Press Release - September
28, 1998...
Komar & Melamid Open Art School for Elephants in Thailand
The Russian collaborative artists Komar & Melamid
and the Asian Elephant Art and Conservation Project are pleased to announce
the opening of a painting academy for elephants in Thailand. The primary
aim of this innovative project is to teach domesticated Thai elephants
to paint on canvas - a pursuit that has proved both enjoyable and lucrative
for elephants in zoos throughout North America. These paintings by Thai
elephants will be exhibited and marketed worldwide to generate much-needed
funds for Asian elephant conservation.
The Hilton International Hotel in Bangkok will host
a gala party and exhibition of elephant paintings on November 19, 1998.
At this event, Komar & Melamid will present an original elephant painting
to the Princess Galyani, sister of Thailand's King Bhumibol. Other events
in Thailand will include inauguration ceremonies for three regional elephant
art academies: in the northern region, near Lampang, during the week of
November 9; in central Thailand, near Ayuttaya, on November 14-15; and
on the southern island of Phuket on November 21. An overnight barge tour
up the Chao Praya River from Bangkok to Ayutthaya, featuring lectures
and slide presentations on animal art by Komar & Melamid and New York
art historian Mia Fineman, is scheduled for November 13-14, 1998. Komar
& Melamid will also speak about the elephant art project at the Getty
Research Institute in Los Angeles, California, on October 19, 1998 at
4:30pm.
Komar & Melamid began their collaborative work in
1965, soon achieving notoriety as the Soviet Union's most prominent dissident
artists. In 1978 they emigrated to the United States, where they charmed
American audiences with their large-scale paintings satirizing the style
and iconography of Soviet art. For their last project, "The People's
Choice," Komar & Melamid created a series of the Most Wanted
and Least Wanted paintings for fourteen countries around the globe, based
on the results of professional polls and market research.
Komar & Melamid have been working with elephants
since 1995, when the collaborated on a series of paintings with Renee,
an African elephant in the Toledo Zoo in Ohio. Shortly afterward, they
spotted a news story about the plight of domesticated elephants in Thailand.
Traditionally, elephants have been used to haul teak out of the lush jungles
of rural Thailand - a vocation that supported both the elephants and their
handlers, called mahouts. Since the late 1980s, however, clear-cutting
and anti-logging laws have forced them to abandon the countryside for
the countryside for the concrete jungle of Bangkok, where they roam the
streets begging for change or selling fruit and rides to tourists. Due
to unsafe working conditions and increasingly lax and unprofessional care,
Asian elephants have been dying in alarming numbers.

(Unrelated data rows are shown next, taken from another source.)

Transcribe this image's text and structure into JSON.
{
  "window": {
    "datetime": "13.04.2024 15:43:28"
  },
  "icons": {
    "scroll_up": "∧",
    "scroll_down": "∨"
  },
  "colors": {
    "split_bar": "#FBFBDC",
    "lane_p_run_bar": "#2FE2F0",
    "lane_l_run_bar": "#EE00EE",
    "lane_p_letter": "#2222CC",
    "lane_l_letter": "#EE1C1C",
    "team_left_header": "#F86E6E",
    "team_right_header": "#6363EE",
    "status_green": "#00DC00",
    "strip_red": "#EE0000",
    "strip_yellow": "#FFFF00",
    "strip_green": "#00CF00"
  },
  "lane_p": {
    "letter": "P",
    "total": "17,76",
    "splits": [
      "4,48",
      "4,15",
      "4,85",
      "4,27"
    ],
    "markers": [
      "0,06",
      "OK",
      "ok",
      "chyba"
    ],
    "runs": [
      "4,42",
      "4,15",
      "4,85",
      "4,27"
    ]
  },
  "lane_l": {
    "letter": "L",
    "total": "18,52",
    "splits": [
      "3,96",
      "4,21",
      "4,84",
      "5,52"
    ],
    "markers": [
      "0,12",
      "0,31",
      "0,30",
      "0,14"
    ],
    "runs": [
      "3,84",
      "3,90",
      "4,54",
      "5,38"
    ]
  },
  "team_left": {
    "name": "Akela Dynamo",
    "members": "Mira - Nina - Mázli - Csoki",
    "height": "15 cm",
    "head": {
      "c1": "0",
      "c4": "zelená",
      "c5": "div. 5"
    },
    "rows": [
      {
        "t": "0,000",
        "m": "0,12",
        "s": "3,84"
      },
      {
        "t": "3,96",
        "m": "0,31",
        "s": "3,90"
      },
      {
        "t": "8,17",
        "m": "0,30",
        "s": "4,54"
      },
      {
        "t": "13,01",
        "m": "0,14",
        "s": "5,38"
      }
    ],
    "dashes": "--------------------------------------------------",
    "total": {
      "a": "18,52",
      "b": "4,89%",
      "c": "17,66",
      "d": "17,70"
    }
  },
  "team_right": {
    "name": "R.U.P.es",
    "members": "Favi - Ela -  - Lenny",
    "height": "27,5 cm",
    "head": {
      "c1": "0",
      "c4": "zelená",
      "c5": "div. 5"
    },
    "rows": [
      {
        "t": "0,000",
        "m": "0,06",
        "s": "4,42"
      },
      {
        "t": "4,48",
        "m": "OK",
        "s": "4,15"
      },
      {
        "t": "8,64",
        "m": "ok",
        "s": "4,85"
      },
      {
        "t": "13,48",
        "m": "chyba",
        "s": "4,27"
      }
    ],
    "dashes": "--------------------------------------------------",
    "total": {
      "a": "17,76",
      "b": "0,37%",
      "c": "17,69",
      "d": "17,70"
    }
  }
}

Last spring, Komar & Melamid founded the Asian Elephant
Art & Conservation Project to help provide occupational retraining
for elephants and mahouts who have been left jobless by the collapse of
Thailand’s timber industry. The project is dedicated to promoting
and distributing works of art by elephants to raise funds for elephant
conservation, as well as raising awareness about the plight of Asian elephants.
Within the past few years, elephant painting has been
gaining momentum as the latest breakthrough in Outsider Art. As painters,
elephants are masters of the rapidly executed, spontaneous gesture, and
their canvases often recall the exuberant physicality of Abstract Expressionism.
As New York art historian Mia Fineman has commented, “In the 1950s,
artists such as Jackson Pollock, Willem de Kooning, and Franz Kline embraced
the expansive gestural freedom of Action Painting as a way of harnessing
the beast within and channeling it onto the canvas. For elephants, most
of whom remain art-world outsiders, this unbridled spontaneity comes naturally.
Indeed, elephant painting is the ultimate Outsider Art, reinvigorating
a moribund art scene and resolving the fin-de-siecle crisis in painting
with a bold and uninhibited return to gestural abstraction.”